I was asked to talk about that big data heritage here in Seattle as part of a meeting of the Northwest Science Writers Association.
Consider this blog post a cheat sheet for those of you who did not take notes during my presentation or didn’t attend.
1. Big Data is defined as having volume, velocity and variety. If you put sensors on the ocean floor, as researchers are doing at the University of Washington, you will bring back real-time data by the server loads on temperature, salinity, and even on genetic sequences of the microorganisms there. The data will stream at high volume and velocity and with amazing variety. But finding insights from that fire hose of data is not so easy. There is a shortage of the data scientists who know the best way to parse the flood, according to Professor Ed Lazowska, who commented for my recent story.

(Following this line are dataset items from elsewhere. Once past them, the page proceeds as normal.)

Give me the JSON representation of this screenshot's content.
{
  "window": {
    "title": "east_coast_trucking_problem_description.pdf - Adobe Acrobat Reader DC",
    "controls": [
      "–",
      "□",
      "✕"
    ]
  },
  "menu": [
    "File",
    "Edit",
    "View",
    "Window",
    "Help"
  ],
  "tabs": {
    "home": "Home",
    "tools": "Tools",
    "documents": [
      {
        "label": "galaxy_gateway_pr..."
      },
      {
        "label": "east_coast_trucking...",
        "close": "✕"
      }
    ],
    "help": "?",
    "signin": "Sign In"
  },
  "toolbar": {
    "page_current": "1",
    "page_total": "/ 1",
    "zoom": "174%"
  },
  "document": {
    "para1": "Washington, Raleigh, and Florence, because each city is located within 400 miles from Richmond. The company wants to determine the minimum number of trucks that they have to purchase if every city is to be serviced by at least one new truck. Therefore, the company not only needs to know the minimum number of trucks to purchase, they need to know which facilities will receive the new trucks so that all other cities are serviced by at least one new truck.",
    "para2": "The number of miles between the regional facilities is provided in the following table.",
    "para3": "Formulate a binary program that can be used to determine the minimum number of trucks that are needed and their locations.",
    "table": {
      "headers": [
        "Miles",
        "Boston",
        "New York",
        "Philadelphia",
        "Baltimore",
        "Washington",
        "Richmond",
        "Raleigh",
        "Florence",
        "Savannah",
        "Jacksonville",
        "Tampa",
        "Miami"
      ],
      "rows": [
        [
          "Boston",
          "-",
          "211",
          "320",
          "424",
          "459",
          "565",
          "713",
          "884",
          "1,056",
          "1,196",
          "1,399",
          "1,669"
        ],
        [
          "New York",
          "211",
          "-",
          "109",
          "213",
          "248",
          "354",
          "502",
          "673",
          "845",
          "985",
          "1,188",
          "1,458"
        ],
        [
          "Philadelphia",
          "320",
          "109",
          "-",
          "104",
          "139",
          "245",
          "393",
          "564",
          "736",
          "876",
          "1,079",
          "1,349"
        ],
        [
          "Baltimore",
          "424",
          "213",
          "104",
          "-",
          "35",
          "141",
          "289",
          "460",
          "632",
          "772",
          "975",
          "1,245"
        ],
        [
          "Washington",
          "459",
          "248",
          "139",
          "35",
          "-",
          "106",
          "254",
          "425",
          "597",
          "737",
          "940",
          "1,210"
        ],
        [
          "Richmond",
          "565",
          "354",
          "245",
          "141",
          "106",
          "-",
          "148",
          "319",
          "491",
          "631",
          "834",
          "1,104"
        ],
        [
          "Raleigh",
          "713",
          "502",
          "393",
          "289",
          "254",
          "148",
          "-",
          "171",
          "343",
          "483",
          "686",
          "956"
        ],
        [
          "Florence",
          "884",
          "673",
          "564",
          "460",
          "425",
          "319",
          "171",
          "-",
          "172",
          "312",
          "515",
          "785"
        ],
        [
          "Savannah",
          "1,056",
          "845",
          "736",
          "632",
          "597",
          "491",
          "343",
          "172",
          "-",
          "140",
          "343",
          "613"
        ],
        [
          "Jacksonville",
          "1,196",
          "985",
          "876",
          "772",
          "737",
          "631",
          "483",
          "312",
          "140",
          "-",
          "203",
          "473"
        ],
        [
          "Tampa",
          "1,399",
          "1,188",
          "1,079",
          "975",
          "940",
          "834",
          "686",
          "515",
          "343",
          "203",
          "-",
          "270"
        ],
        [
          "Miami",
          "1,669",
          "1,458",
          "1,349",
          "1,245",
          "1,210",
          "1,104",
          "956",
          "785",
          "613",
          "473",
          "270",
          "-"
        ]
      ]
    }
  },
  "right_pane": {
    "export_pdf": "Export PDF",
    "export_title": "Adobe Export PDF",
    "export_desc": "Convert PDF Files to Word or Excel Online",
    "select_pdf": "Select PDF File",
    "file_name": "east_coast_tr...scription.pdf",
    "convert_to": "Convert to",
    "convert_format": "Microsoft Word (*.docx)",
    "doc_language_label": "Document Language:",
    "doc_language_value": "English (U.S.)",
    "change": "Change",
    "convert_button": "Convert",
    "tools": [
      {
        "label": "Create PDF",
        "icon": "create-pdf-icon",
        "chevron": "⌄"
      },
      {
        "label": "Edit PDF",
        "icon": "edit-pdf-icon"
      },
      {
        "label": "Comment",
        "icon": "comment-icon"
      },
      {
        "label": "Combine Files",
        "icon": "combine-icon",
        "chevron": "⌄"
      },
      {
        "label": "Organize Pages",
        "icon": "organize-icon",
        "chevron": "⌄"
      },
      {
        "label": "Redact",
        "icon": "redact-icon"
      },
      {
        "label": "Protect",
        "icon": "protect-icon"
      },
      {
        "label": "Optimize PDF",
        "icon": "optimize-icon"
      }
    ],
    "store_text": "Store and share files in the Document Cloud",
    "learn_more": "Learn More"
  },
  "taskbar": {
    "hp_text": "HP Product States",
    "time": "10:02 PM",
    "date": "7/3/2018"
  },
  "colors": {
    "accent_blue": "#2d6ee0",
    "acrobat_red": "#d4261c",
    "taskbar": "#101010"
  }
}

Lazowska and a team have pioneered the eScience Institute on campus to nurture data science and provide a meeting place, a sort of water cooler, for the best conversations and exchanges among disciplines.
2. Most of us already understand the retail use of big data, because predictive models of our own buying behavior surround us. Apps that help you choose restaurants, airlines, music and other commodities are using models built on the buying habits of thousands of other consumers. The same desire for prediction is driving medical research now. Researchers in Seattle at the Institute for Systems Biology and Fred Hutchinson Cancer Research Center and Allen Institute for Brain Science are all using algorithms to try to understand vast amounts of data about human disease. One wonderful overview of this new way of seeing human disease was just published in Cell by Eric Topol in April.
Among the things Topol envisions in the very near future: “With the power of sequencing, it is anticipated that the molecular basis for most of the 7,000 known Mendelian diseases will be unraveled in the next few years.”
Many human diseases are a complicated mixture of vulnerabilities combined with environment and behavior. Knowing their molecular basis does not mean curing them is easy. But this level of understanding will create new opportunities.
One of the foremost Seattle scientists in genomics is Jay Shendure. You can read why NIH Director Francis Collins praises his newest ambition.
3. For my last comment on this quick overview about Seattle, I want to change the focus of the big data from sensors and molecules to the “big” pool of people that are increasingly seen as a resource for research itself. Patients are key players in new efforts to accelerate medical research by drawing in volunteer patients who free data about themselves. One of the pioneers of this approach is Sage Bionetworks, lead by Stephen Friend and John Wilbanks. I wrote an earlier post about Friend, when the White House gave him an award. Recently, Forbes wrote about the way drawing on the public may bring faster cures.
Seattle sits at the center of many different strengths in using big data. We have leaders in a variety of sciences, including oceanography and proteomics, but we also have leaders in the creative destruction of the old models for disease discovery. As science journalists, I think you can mine many data projects for stories.
Photo above is of poster session at the eScience Institute at the University of Washington.